Утром мы торопились успеть на трамвай, в вагонной давке было не до пространных диалогов, но своими впечатлениями от визита однокурсница поделиться успела: «Дом у вас богатый, но почему едите-то так плохо? Жадные, что ли?» Я вздохнула с облегчением, и страх оказаться ее невольной подругой схлынул: слава богу, больше не приедет, оставит меня своим вниманием.
Трамвай — неотъемлемая сторона той части моей биографии, которая охватывает юность, девичьи мои годы, и горько думать о том, сколько этого прекрасного времени съела дорога — из дома в институт, из института домой, с одного конца города в другой дважды в сутки. Забегая вперед, скажу, что позднее я как бы взяла реванш за это напрасное время.

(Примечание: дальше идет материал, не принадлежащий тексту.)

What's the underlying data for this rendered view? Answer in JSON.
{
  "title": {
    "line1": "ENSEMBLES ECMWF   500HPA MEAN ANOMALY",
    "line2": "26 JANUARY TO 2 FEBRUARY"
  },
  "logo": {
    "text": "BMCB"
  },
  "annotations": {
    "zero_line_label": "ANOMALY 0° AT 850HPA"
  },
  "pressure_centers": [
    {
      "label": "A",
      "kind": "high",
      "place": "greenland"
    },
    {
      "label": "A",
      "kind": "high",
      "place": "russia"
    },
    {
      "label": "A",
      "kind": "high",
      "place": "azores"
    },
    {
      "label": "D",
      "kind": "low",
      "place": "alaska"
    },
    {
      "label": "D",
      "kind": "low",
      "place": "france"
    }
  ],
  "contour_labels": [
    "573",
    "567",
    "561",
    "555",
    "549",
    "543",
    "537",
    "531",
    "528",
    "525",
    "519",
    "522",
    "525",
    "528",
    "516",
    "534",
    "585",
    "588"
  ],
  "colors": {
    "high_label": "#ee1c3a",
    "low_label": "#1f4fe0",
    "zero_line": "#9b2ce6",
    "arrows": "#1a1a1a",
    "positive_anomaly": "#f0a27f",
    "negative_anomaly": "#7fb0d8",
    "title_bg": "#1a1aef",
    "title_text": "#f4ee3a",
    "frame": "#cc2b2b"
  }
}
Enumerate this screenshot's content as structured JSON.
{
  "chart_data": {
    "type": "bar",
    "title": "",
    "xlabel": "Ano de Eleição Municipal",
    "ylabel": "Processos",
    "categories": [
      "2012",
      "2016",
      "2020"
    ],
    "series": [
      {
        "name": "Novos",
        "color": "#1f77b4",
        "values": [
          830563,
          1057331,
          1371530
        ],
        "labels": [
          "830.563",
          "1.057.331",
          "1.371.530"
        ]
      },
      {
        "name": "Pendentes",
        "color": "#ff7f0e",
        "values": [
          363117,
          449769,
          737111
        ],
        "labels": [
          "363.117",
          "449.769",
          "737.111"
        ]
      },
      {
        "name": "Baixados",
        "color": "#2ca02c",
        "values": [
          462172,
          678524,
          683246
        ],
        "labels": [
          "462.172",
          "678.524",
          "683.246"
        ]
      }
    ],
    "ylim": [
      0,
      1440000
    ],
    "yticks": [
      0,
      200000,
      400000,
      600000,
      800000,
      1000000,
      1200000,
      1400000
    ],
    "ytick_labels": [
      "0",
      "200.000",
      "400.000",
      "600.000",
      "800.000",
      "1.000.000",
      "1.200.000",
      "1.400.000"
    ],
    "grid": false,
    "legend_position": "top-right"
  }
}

В маленьком Горно-Алтайске, куда приехала после окончания аспирантуры, вообще все было рядом и никакой нужды в транспорте, чтобы прибыть на работу, не было, а переехав в новосибирский Академгородок, я и моя семья оказались жителями самого лучшего в мире места человеческого обитания, идеально оборудованного для гармоничного сочетания труда и быта, и я жила здесь в пяти минутах ходьбы до здания, где размещается Президиум СО РАН и где долгое время под одной крышей обитали все отрасли гуманитарного знания — от археологии до филологии.
Помня дорожные мытарства юных лет, я с большим сочувствием отношусь к тем своим коллегам, которым сегодня приходится, пусть и не ежедневно, претерпевать длинную дорогу от города до Академгородка, пусть в удобном автобусе, маршрутном такси, даже на своей машине, тем более что каждое время неминуемо сопровождается необходимостью преодолевать новые препятствия и трудности: изживая старые пороки, человечество непременно взращивает новые — такова неодолимая диалектика бытия. Великий, могучий русский язык обозначил новое дорожное испытание выразительным тропом — «пробка»!
Но такой транспортный феномен, как горьковский послевоенный трамвай, в том числе та «четверка», которая ходила от вокзала на «Красную Этну», достоин того, чтобы попасть в историю.